Borrowing from Peter to redistribute to Paul is not fiscal stimulus. It’s a fiscal depressant. Small businesses are having enough trouble getting their hands on credit. And now they can’t find enough capital for new start-ups. The government prospers, but the small-business sector sinks.
Then there are all the tax and regulatory threats related to health-care and energy reform. Until Mr. Obama retreats from his plan for a government takeover of the health-care sector, and a cap-and-trade program that will cripple the energy sector, the cost of hiring the new job will continue to rise.
The threat of higher payroll taxes and energy costs is more than enough to deter new hiring. Taxes on upper-end investors are going to rise, too, and there may be a health-care surtax on top of that. And don’t forget that small businesses pay the top personal tax rate, which is going up. Oh, and how about the recent minimum-wage hike? Yet another business cost.
So while the government doles out money for transfer payments and one-time temporary tax credits, the ensuing increase in the private-sector tax-and-financing burden becomes a complete deterrent to new job creation, as well as capital formation.
We’re going to recover. Improved ISM reports for manufacturing and services, along with better profitability for big corporations, suggest we’re looking at a mild, V-shaped recovery of 3 percent. But it will be a jobless recovery.

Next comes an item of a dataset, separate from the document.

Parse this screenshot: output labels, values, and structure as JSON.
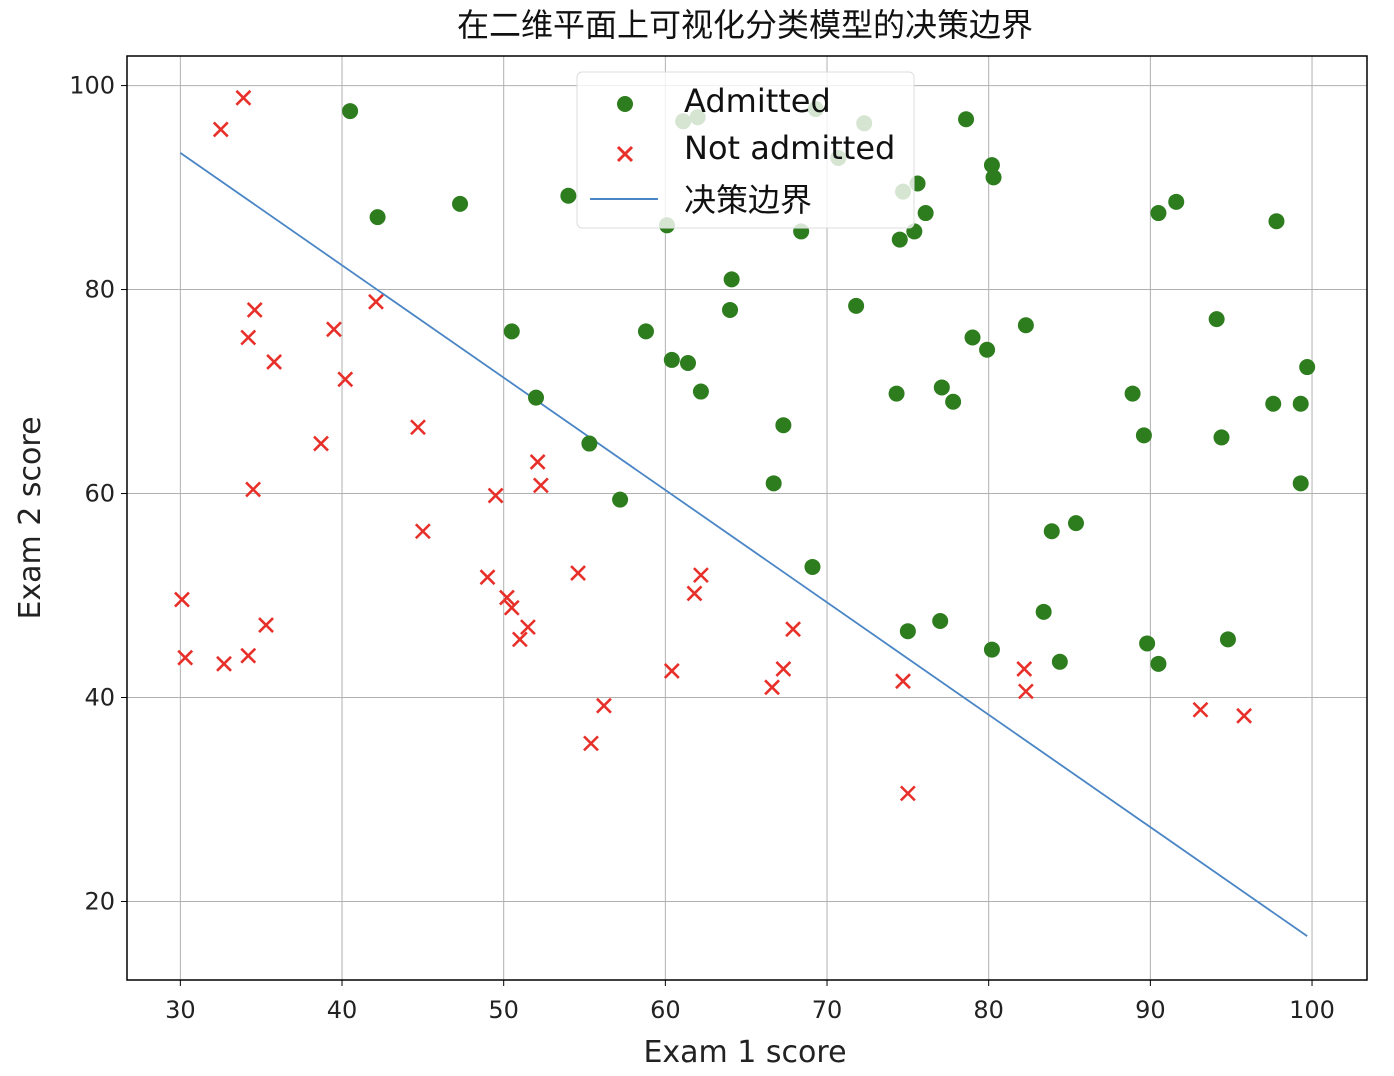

Of course, if Mr. Obama pulls the plug on his new government-insurance plan, and all the spending, taxing, borrowing, and regulating that goes along with it, the stock market will rally at least 500 points — at least. Investors understand that an Obama retreat on government-run health care will lead to stronger economic growth for America’s vibrant health-care industry — and small businesses in general.
With all this, why is Wall Street so shocked by the recent gold rally, with the yellow metal marching back toward $1,000 an ounce? The run into gold is a clear revolt against paper money and financial profligacy.
The Federal Reserve’s monetarist experiment to balloon the money supply will backfire with much higher future inflation unless the economy is capable of generating enough new investment and jobs to produce the goods to absorb all the new money. Indeed, this is a worldwide problem. Too much cash chasing too few goods.
The G-20 finance ministers are meeting in Pittsburgh this weekend, although nobody there has an exit strategy from the money explosion that has been aimed at solving the financial meltdown. None of the big countries have plans to reduce marginal tax rates to promote economic-growth incentives. There is no golden anchor of currency value, and no exit strategy from the potential inflation effects of the new-world monetarism.
The bottom line is that governments today have no financial discipline. And while growth will reappear, it may be a meager sort, with incipient inflation pressures plaguing the new recovery.